Germ cell cancers are uncommon but have significant implications for an individual as the disease can affect a variety of bodily functions. More than 5% of germ cell cancers were classified as nonseminomatous testicular cancer.
This is the most common childhood cancer in boys. Approximately 13-19% of boys of all ages will be diagnosed with a germ cell cancer. Most germ cell cancers present as a mass, usually in one of the pelvic organs such as the testis or ovary. Rarely, it may present as a retrocecal mass, an epididymal mass or abdominal pain as an abdominal germ cell tumor.
Germ cell tumors should not be treated as if they are benign or pre-malignant, as they can occur at any age from 4 months gestational age. Treatment should be based on stage and grade. Treatment must be tailored to minimize the burden of treatment. Long-term (10 years) cure or control seems to be possible in many patients.
The treatment of germ cell cancers involves surgery, chemotherapy and radiotherapy in order to eradicate cancer cells and improve survival.
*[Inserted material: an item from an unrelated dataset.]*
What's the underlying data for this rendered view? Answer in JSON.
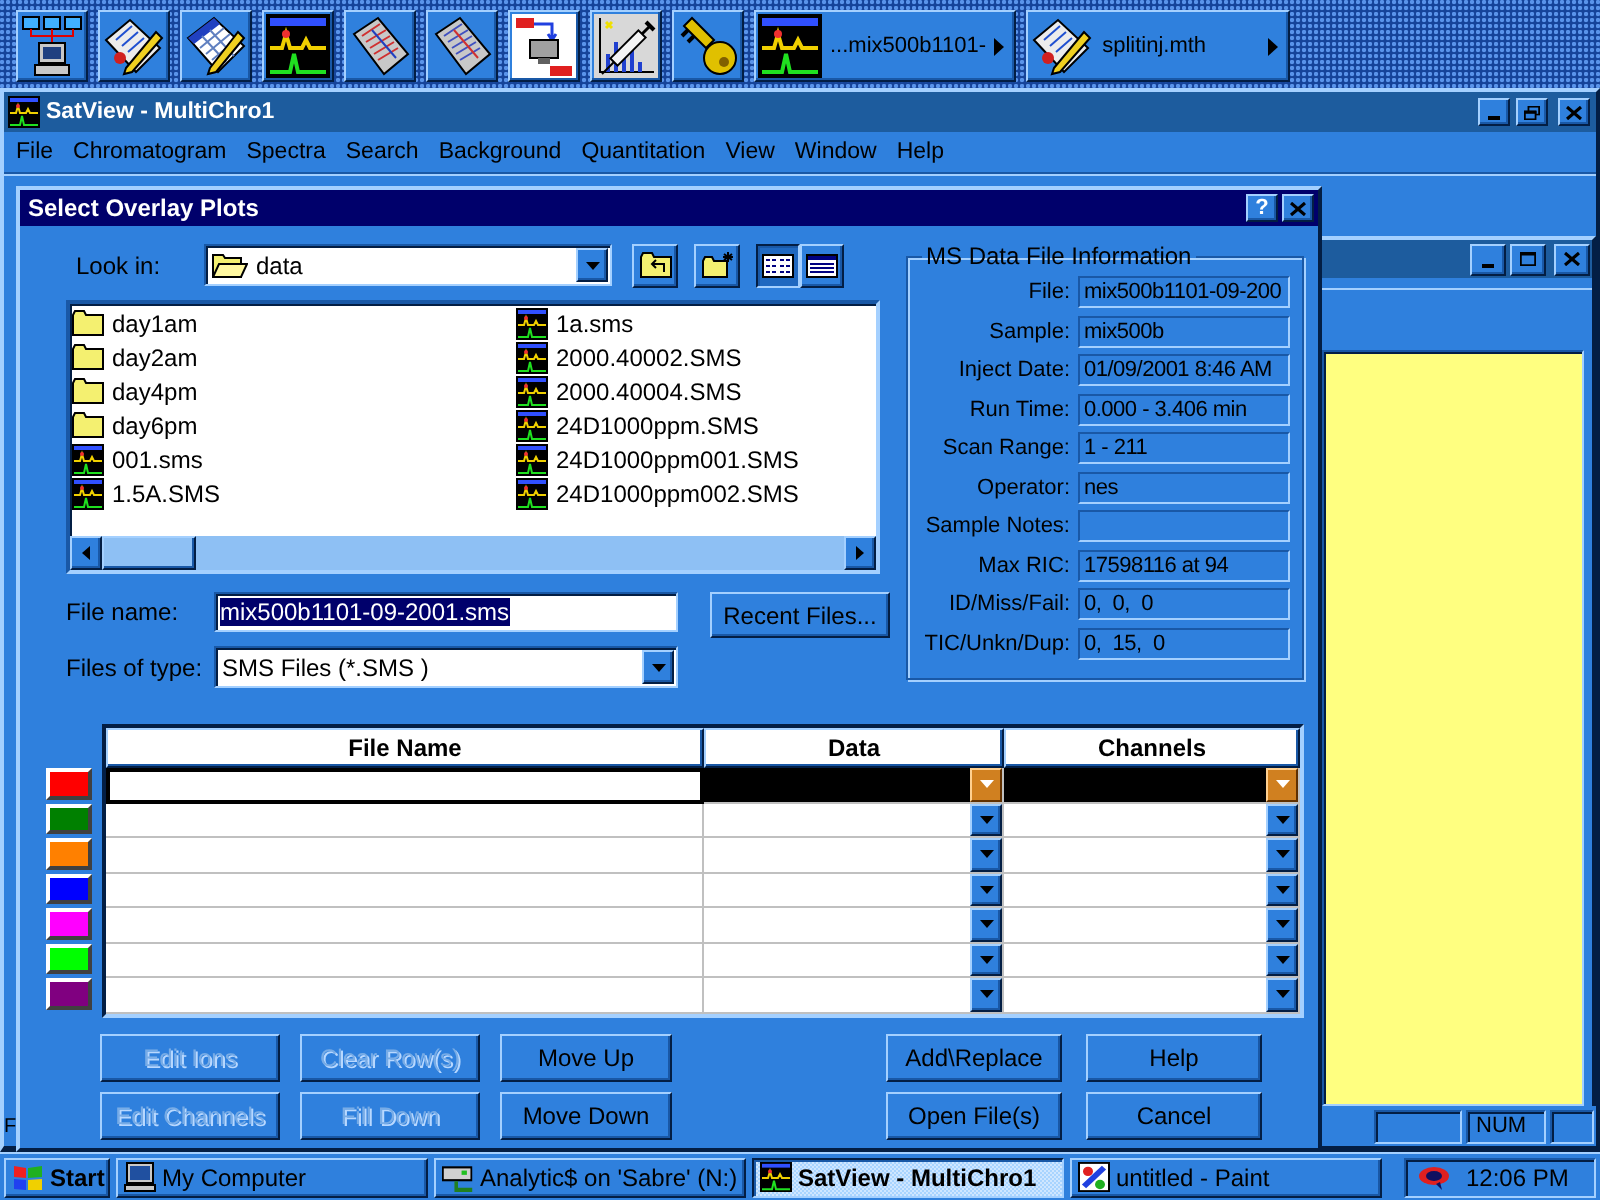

When complete surgery and chemotherapy are not performed, prognosis will depend on the extent of disease and whether further chemotherapy is necessary.
Germ cell tumors can occur spontaneously or be caused by exposure to toxic substances and/or radiation. They may present as both benign (teratoma) and malignant tumors, with the most common form being diffuse spermatocytic seminoma. Testicular cancer can be treated conservatively depending on the patient's age, with the most recent evidence suggesting cryotherapy and watchful waiting with active surveillance before or after chemotherapy is required in young adult patients. Chemotherapies have been used by more than 50% of patients with seminoma, but the extent and duration of use are variable. If chemotherapy is used, there is high cure rate but high rate of secondary treatments.
About 11,600 cases of germ cell cancer will be diagnosed in the year 2020. (1.4 per 10,000) Germ cell cancers represent about 7% of all malignant neoplasms (both solid and soft tissue) in the United States. (0.5 per 10,000.) This incidence has been steadily increasing since the late 1980s. The annual incidence of germ cell cancer is also higher in men than in women. Of the approximately 300,000 cases of germ cell malignancies (both seminoma, nonseminoma, and testis interstitial cell), approximately 170,000 to 200,000 are malignant teratomas, 25% of which are gonadal teratomas.
These data suggest that, in a population with a low risk of developing germ cell cancer, a history of two or more testicular cancer diagnoses increased the risk more than three-fold. In addition, the incidence of all germ cell cancers continues to increase, with an increase in yolk sac tumors perhaps most notable. These statistics may be useful in assessing germ cell cancer risks in a population at which individuals may be counseled to postpone fertility therapy until the risk of germ cell tumor exposure has passed.
Germ cell tumors are considered to be tumors of gonadal and extra-gonadal origin, although the origin of some tumors may be the [liver(liver). This article summarizes the updated research for germ cell cancers in order to increase the knowledge of the disease and its diagnosis, progression, and treatment. Germ cell tumors may develop out of [germ cells, which are immature germ cells/sperm that can develop into oocytes and sperm in females or gametocytes and spermatocytes in males] The most common germ cell tumour is [epithelial germ cell tumor (yolk sac germ cell tumor)]; <2% are testicular tumors and <0.2% are non-gonadal.
The authors report good local control at the irradiated site and no recurrence of tumors. We recommend proton beam radiation as a standard treatment for the treatment of unresectable metastatic seminoma, preferably in combination with additional chemotherapy.
Germ cell cancer may be appropriately treated with low toxicity levels of chemotherapy drugs. The decision to participate in clinical trials is best made with patient education, as these trials can have significant side-effects. Clinicians should be familiar with these most recent trials to make the best decision for each patient.
There is a very small amount of clinical data regarding proton beam-radiation in treating GCTs. While not as common, metastatic disease, or [locally administered] radiotherapy, proton beam therapy is being investigated for its benefit and toxicity. Further study is needed to better define the effectiveness of the newer techniques.